Joe looked at Mr. Bill as if he were measuring him body and soul. He might not approve of the result, but he found nothing to which he had the right to object.

"Of course if you would rather have him," he said, and he turned away with his sketches.

Even if he did take her to but one movie in two weeks he was her old friend, and Tessie would not hurt him for the world. She caught his sleeve.

"He offered first," she said, still a bit overcome with the wonder that Mr. Bill had offered at all. "And his father told him to go with me. And he can go without being docked," she explained in a whisper which reached Mr. Bill's ears even if it was low. "You don't want to be docked, Joe."

"I'd rather be docked than have you get into trouble," Joe declared in anything but a whisper. "But it's all right, Tessie. Mr. Bill can look after you and perhaps he does know more about kings and queens than I do. I don't believe in such things, you know."

"I know!" But Tessie drew a long breath which told Joe that she believed in kings and queens. Indeed, she did believe in them!

"What do you mean, Cary?" demanded Mr. Bill. "Don't you believe Miss Gilfooly?"

"Oh, I believe Tessie all right. Tessie knows what I think of her. But I don't believe in kings or queens. The world doesn't need that kind of thing any more. You can see how it's getting rid of them—Russia and Austria and Germany. It may be all right," he admitted slowly, "if Tessie likes it, but personally I don't see how she can. Royalty is as old-fashioned as hoopskirts and belongs to the same period," he finished scornfully.

"You're an anarchist!" Mr. Bill was shocked, and he moved closer to Tessie as if to protect her.

"I'm a progressive!" Joe contradicted him flatly. "I move with the world, and I don't try to hold it back. But that doesn't mean I can't congratulate Tessie because she has a plaything that will amuse her until she outgrows it, although when I come to think of it, the Sunshine Islands sounds a lot like cannibals——"

"Cannibals!" Tessie was indignant. "Uncle Pete wouldn't be king of any cannibals!" The idea! How dared Joe Cary think Uncle Pete would?

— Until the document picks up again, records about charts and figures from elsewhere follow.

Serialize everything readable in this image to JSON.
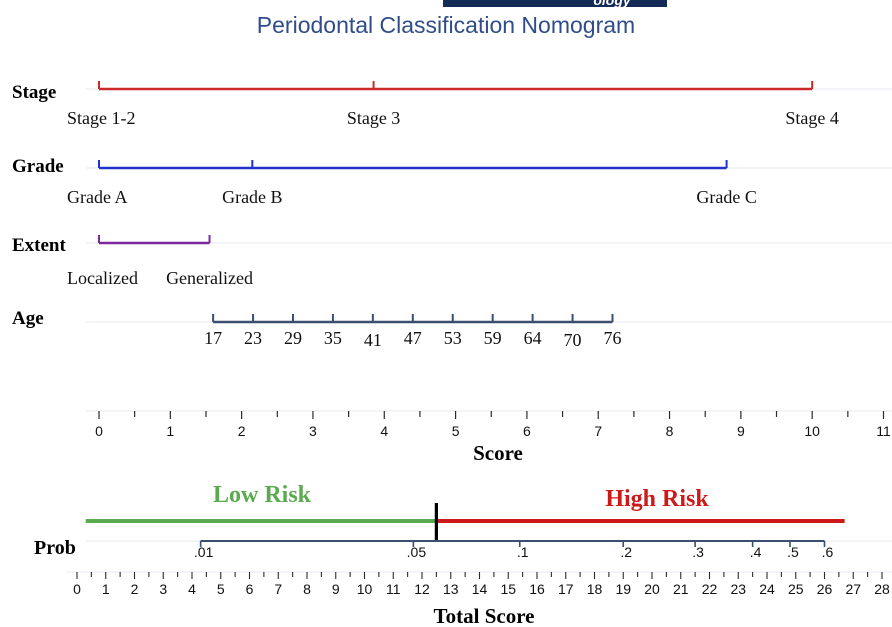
{
  "header": {
    "banner_text": "ology",
    "title": "Periodontal Classification Nomogram",
    "title_color": "#2f4d8a",
    "banner_color": "#142a57"
  },
  "chart_data": {
    "type": "nomogram",
    "variables": [
      {
        "name": "Stage",
        "color": "#cc2a2a",
        "ticks": [
          {
            "label": "Stage 1-2",
            "points": 0
          },
          {
            "label": "Stage 3",
            "points": 3.85
          },
          {
            "label": "Stage 4",
            "points": 10
          }
        ]
      },
      {
        "name": "Grade",
        "color": "#2233cc",
        "ticks": [
          {
            "label": "Grade A",
            "points": 0
          },
          {
            "label": "Grade B",
            "points": 2.15
          },
          {
            "label": "Grade C",
            "points": 8.8
          }
        ]
      },
      {
        "name": "Extent",
        "color": "#7a2a9a",
        "ticks": [
          {
            "label": "Localized",
            "points": 0
          },
          {
            "label": "Generalized",
            "points": 1.55
          }
        ]
      },
      {
        "name": "Age",
        "color": "#3a4e70",
        "ticks": [
          {
            "label": "17",
            "points": 1.6
          },
          {
            "label": "23",
            "points": 2.16
          },
          {
            "label": "29",
            "points": 2.72
          },
          {
            "label": "35",
            "points": 3.28
          },
          {
            "label": "41",
            "points": 3.84
          },
          {
            "label": "47",
            "points": 4.4
          },
          {
            "label": "53",
            "points": 4.96
          },
          {
            "label": "59",
            "points": 5.52
          },
          {
            "label": "64",
            "points": 6.08
          },
          {
            "label": "70",
            "points": 6.64
          },
          {
            "label": "76",
            "points": 7.2
          }
        ]
      }
    ],
    "score_axis": {
      "label": "Score",
      "range": [
        0,
        11
      ],
      "ticks": [
        0,
        1,
        2,
        3,
        4,
        5,
        6,
        7,
        8,
        9,
        10,
        11
      ]
    },
    "risk": {
      "low_label": "Low Risk",
      "high_label": "High Risk",
      "low_color": "#5aaa4f",
      "high_color": "#cc1a1a",
      "cutoff_total": 12.5,
      "low_start_total": 0.3,
      "high_end_total": 26.7
    },
    "prob_axis": {
      "label": "Prob",
      "ticks": [
        {
          "label": ".01",
          "total": 4.3
        },
        {
          "label": ".05",
          "total": 11.7
        },
        {
          "label": ".1",
          "total": 15.4
        },
        {
          "label": ".2",
          "total": 19.0
        },
        {
          "label": ".3",
          "total": 21.5
        },
        {
          "label": ".4",
          "total": 23.5
        },
        {
          "label": ".5",
          "total": 24.8
        },
        {
          "label": ".6",
          "total": 26.0
        }
      ]
    },
    "total_axis": {
      "label": "Total Score",
      "range": [
        0,
        28
      ],
      "ticks": [
        0,
        1,
        2,
        3,
        4,
        5,
        6,
        7,
        8,
        9,
        10,
        11,
        12,
        13,
        14,
        15,
        16,
        17,
        18,
        19,
        20,
        21,
        22,
        23,
        24,
        25,
        26,
        27,
        28
      ]
    }
  }
}
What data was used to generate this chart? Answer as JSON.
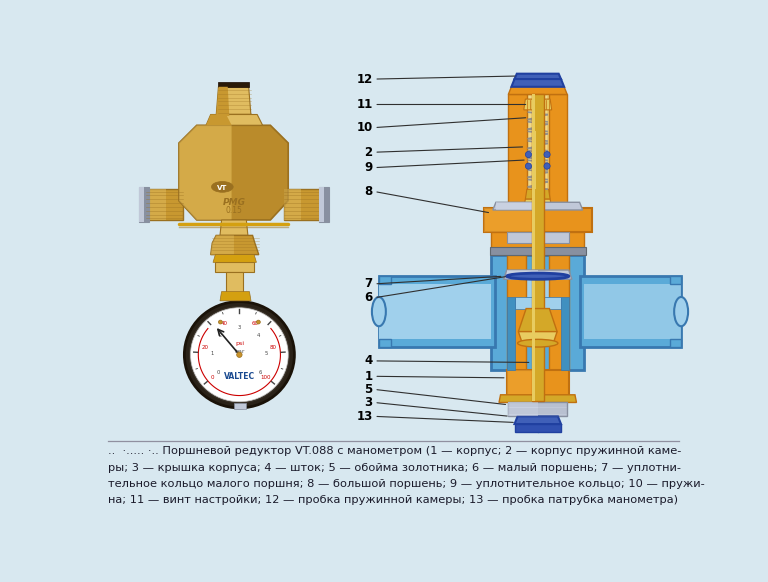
{
  "background_color": "#d8e8f0",
  "caption_lines": [
    "..  ·..... ·.. Поршневой редуктор VT.088 с манометром (1 — корпус; 2 — корпус пружинной каме-",
    "ры; 3 — крышка корпуса; 4 — шток; 5 — обойма золотника; 6 — малый поршень; 7 — уплотни-",
    "тельное кольцо малого поршня; 8 — большой поршень; 9 — уплотнительное кольцо; 10 — пружи-",
    "на; 11 — винт настройки; 12 — пробка пружинной камеры; 13 — пробка патрубка манометра)"
  ],
  "orange": "#E8931C",
  "orange_dark": "#C07010",
  "orange_light": "#F0B040",
  "blue_body": "#5AAAD8",
  "blue_light": "#A0D0EC",
  "blue_dark": "#3878B0",
  "blue_cap": "#4060B8",
  "gold": "#D4A828",
  "gold_light": "#E8CC60",
  "silver": "#C0C8D8",
  "silver_dark": "#8890A0",
  "brass": "#C89830",
  "brass_light": "#E0BC60",
  "brass_dark": "#9A7020",
  "dark_navy": "#1A2A50"
}
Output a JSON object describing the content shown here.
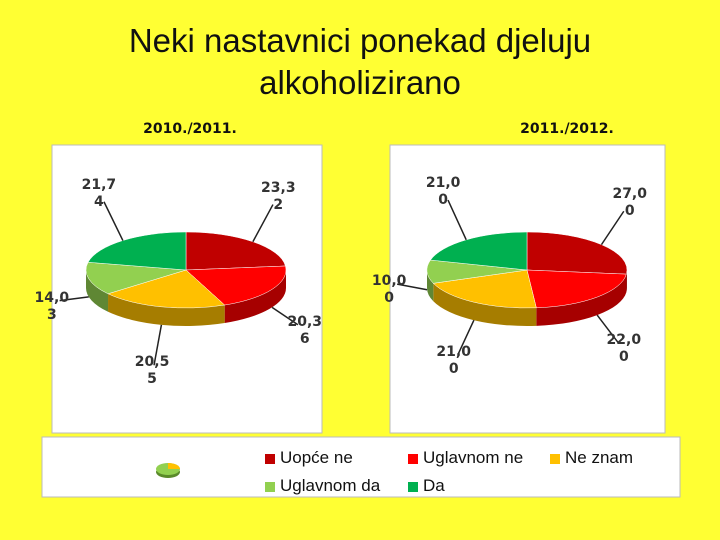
{
  "title": "Neki nastavnici ponekad djeluju alkoholizirano",
  "chart_data": [
    {
      "type": "pie",
      "subtitle": "2010./2011.",
      "categories": [
        "Uopće ne",
        "Uglavnom ne",
        "Ne znam",
        "Uglavnom da",
        "Da"
      ],
      "colors": [
        "#c00000",
        "#ff0000",
        "#ffc000",
        "#92d050",
        "#00b050"
      ],
      "values": [
        23.32,
        20.36,
        20.55,
        14.03,
        21.74
      ],
      "value_labels": [
        "23,32",
        "20,36",
        "20,55",
        "14,03",
        "21,74"
      ]
    },
    {
      "type": "pie",
      "subtitle": "2011./2012.",
      "categories": [
        "Uopće ne",
        "Uglavnom ne",
        "Ne znam",
        "Uglavnom da",
        "Da"
      ],
      "colors": [
        "#c00000",
        "#ff0000",
        "#ffc000",
        "#92d050",
        "#00b050"
      ],
      "values": [
        27.0,
        22.0,
        21.0,
        10.0,
        21.0
      ],
      "value_labels": [
        "27,00",
        "22,00",
        "21,00",
        "10,00",
        "21,00"
      ]
    }
  ]
}
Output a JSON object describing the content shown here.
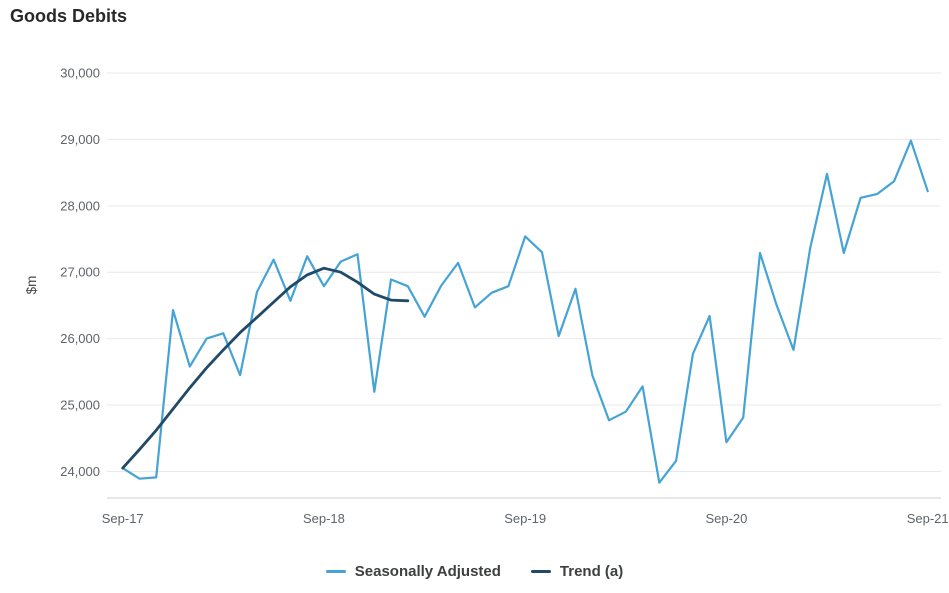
{
  "title": "Goods Debits",
  "colors": {
    "seasonally_adjusted": "#45a3d5",
    "trend": "#214a68",
    "gridline": "#e9e9e9",
    "axis_line": "#c9ced4",
    "tick_text": "#5e646a",
    "title_text": "#27292b",
    "legend_text": "#3d3f40",
    "background": "#ffffff"
  },
  "chart_data": {
    "type": "line",
    "title": "Goods Debits",
    "ylabel": "$m",
    "xlabel": "",
    "ylim": [
      23600,
      30000
    ],
    "grid": true,
    "legend_position": "bottom",
    "y_ticks": [
      {
        "value": 24000,
        "label": "24,000"
      },
      {
        "value": 25000,
        "label": "25,000"
      },
      {
        "value": 26000,
        "label": "26,000"
      },
      {
        "value": 27000,
        "label": "27,000"
      },
      {
        "value": 28000,
        "label": "28,000"
      },
      {
        "value": 29000,
        "label": "29,000"
      },
      {
        "value": 30000,
        "label": "30,000"
      }
    ],
    "x_ticks": [
      {
        "index": 0,
        "label": "Sep-17"
      },
      {
        "index": 12,
        "label": "Sep-18"
      },
      {
        "index": 24,
        "label": "Sep-19"
      },
      {
        "index": 36,
        "label": "Sep-20"
      },
      {
        "index": 48,
        "label": "Sep-21"
      }
    ],
    "categories": [
      "Sep-17",
      "Oct-17",
      "Nov-17",
      "Dec-17",
      "Jan-18",
      "Feb-18",
      "Mar-18",
      "Apr-18",
      "May-18",
      "Jun-18",
      "Jul-18",
      "Aug-18",
      "Sep-18",
      "Oct-18",
      "Nov-18",
      "Dec-18",
      "Jan-19",
      "Feb-19",
      "Mar-19",
      "Apr-19",
      "May-19",
      "Jun-19",
      "Jul-19",
      "Aug-19",
      "Sep-19",
      "Oct-19",
      "Nov-19",
      "Dec-19",
      "Jan-20",
      "Feb-20",
      "Mar-20",
      "Apr-20",
      "May-20",
      "Jun-20",
      "Jul-20",
      "Aug-20",
      "Sep-20",
      "Oct-20",
      "Nov-20",
      "Dec-20",
      "Jan-21",
      "Feb-21",
      "Mar-21",
      "Apr-21",
      "May-21",
      "Jun-21",
      "Jul-21",
      "Aug-21",
      "Sep-21"
    ],
    "series": [
      {
        "name": "Seasonally Adjusted",
        "color": "#45a3d5",
        "stroke_width": 2.2,
        "values": [
          24050,
          23890,
          23910,
          26430,
          25580,
          26000,
          26080,
          25450,
          26700,
          27190,
          26570,
          27240,
          26790,
          27160,
          27270,
          25200,
          26890,
          26790,
          26330,
          26800,
          27140,
          26470,
          26690,
          26790,
          27540,
          27300,
          26040,
          26750,
          25450,
          24770,
          24900,
          25280,
          23830,
          24160,
          25770,
          26340,
          24440,
          24810,
          27290,
          26500,
          25830,
          27370,
          28480,
          27290,
          28120,
          28180,
          28370,
          28980,
          28220
        ]
      },
      {
        "name": "Trend (a)",
        "color": "#214a68",
        "stroke_width": 2.8,
        "values": [
          24050,
          24330,
          24620,
          24940,
          25260,
          25560,
          25830,
          26090,
          26320,
          26550,
          26780,
          26960,
          27060,
          27000,
          26850,
          26670,
          26580,
          26570
        ]
      }
    ]
  },
  "legend": {
    "items": [
      {
        "label": "Seasonally Adjusted"
      },
      {
        "label": "Trend (a)"
      }
    ]
  }
}
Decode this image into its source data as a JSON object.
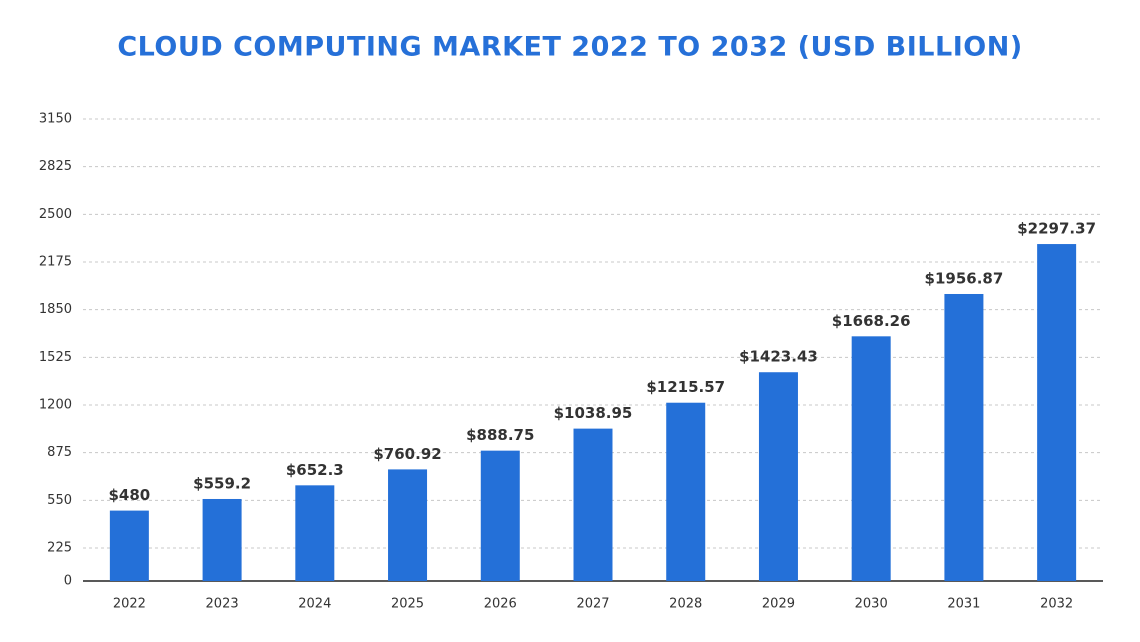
{
  "chart_data": {
    "type": "bar",
    "title": "CLOUD COMPUTING MARKET 2022 TO 2032 (USD BILLION)",
    "categories": [
      "2022",
      "2023",
      "2024",
      "2025",
      "2026",
      "2027",
      "2028",
      "2029",
      "2030",
      "2031",
      "2032"
    ],
    "values": [
      480,
      559.2,
      652.3,
      760.92,
      888.75,
      1038.95,
      1215.57,
      1423.43,
      1668.26,
      1956.87,
      2297.37
    ],
    "value_labels": [
      "$480",
      "$559.2",
      "$652.3",
      "$760.92",
      "$888.75",
      "$1038.95",
      "$1215.57",
      "$1423.43",
      "$1668.26",
      "$1956.87",
      "$2297.37"
    ],
    "color": "#2470d8",
    "ylim": [
      0,
      3150
    ],
    "yticks": [
      0,
      225,
      550,
      875,
      1200,
      1525,
      1850,
      2175,
      2500,
      2825,
      3150
    ],
    "grid": true
  }
}
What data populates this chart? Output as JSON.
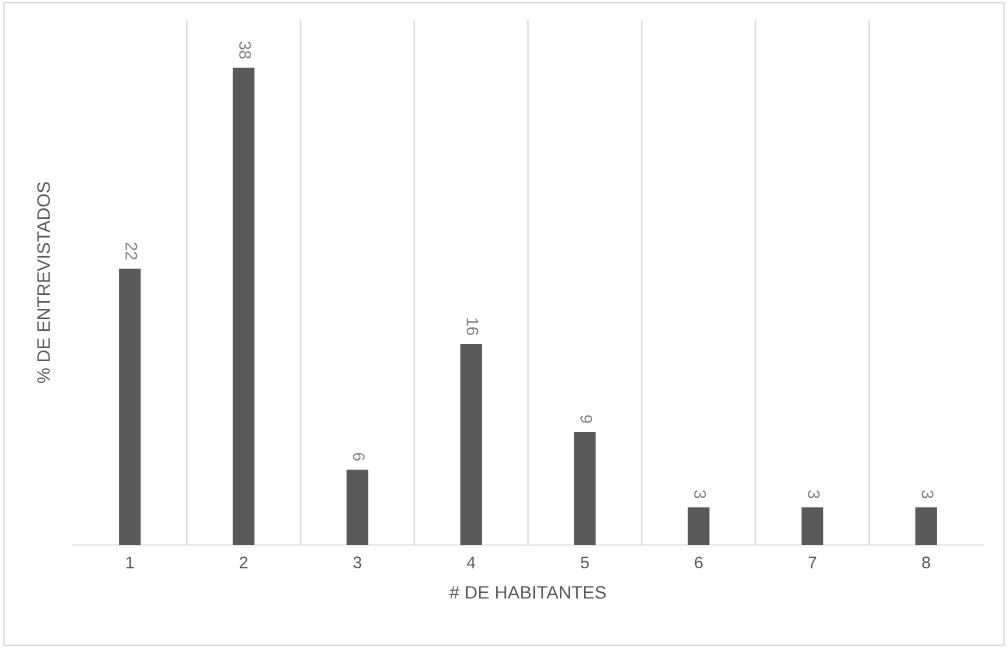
{
  "chart_data": {
    "type": "bar",
    "xlabel": "# DE HABITANTES",
    "ylabel": "% DE ENTREVISTADOS",
    "categories": [
      "1",
      "2",
      "3",
      "4",
      "5",
      "6",
      "7",
      "8"
    ],
    "values": [
      22,
      38,
      6,
      16,
      9,
      3,
      3,
      3
    ],
    "color": "#595959",
    "data_labels": true,
    "grid": "x"
  }
}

"If you'll pardon me, Miss Gilfooly," broke in Mr. Bill, who disliked the tone of the conversation, and who had no patience with Joe Cary's outrageous ideas—pure envy, pure unadulterated envy, he knew was responsible for them—"we were on our way to your lawyer's when we met your friend."

"Oh, yes!" Tessie turned to him eagerly. His voice thrilled her and made her forget to be indignant at Joe. "But first we are going to the basement to be photographed, you know."

"Basement! Photographed!" exclaimed Joe, who could not find head nor tail to this amazing story of Tessie's.

"For publicity for the Evergreen!" Tessie was pinkly important. "Mr. Kingley suggested it, and I'm glad to do anything I can to help the store."

Tessie spoke with some emphasis, and she smiled radiantly. It was so thrilling to feel that she could help the Evergreen which had been so patronizing to her, although she was far too tender-hearted to have formulated that thought. She only knew that it was mighty pleasant to do something for the store. Tessie did not have an analytical mind. She took things as they came to her and did not stop to question why they came.

Joe whistled softly. "Publicity," he repeated. "Ye gods and little fishes! Publicity! The Evergreen must be served, eh? Ye gods! Run along, Tess," as she stared at him, "and have your picture taken. I expect it will make mighty good publicity for Mr. Kingley!" And he laughed in a way that puzzled Tessie and made her look at him in dismay. What on earth was the matter with Joe Cary?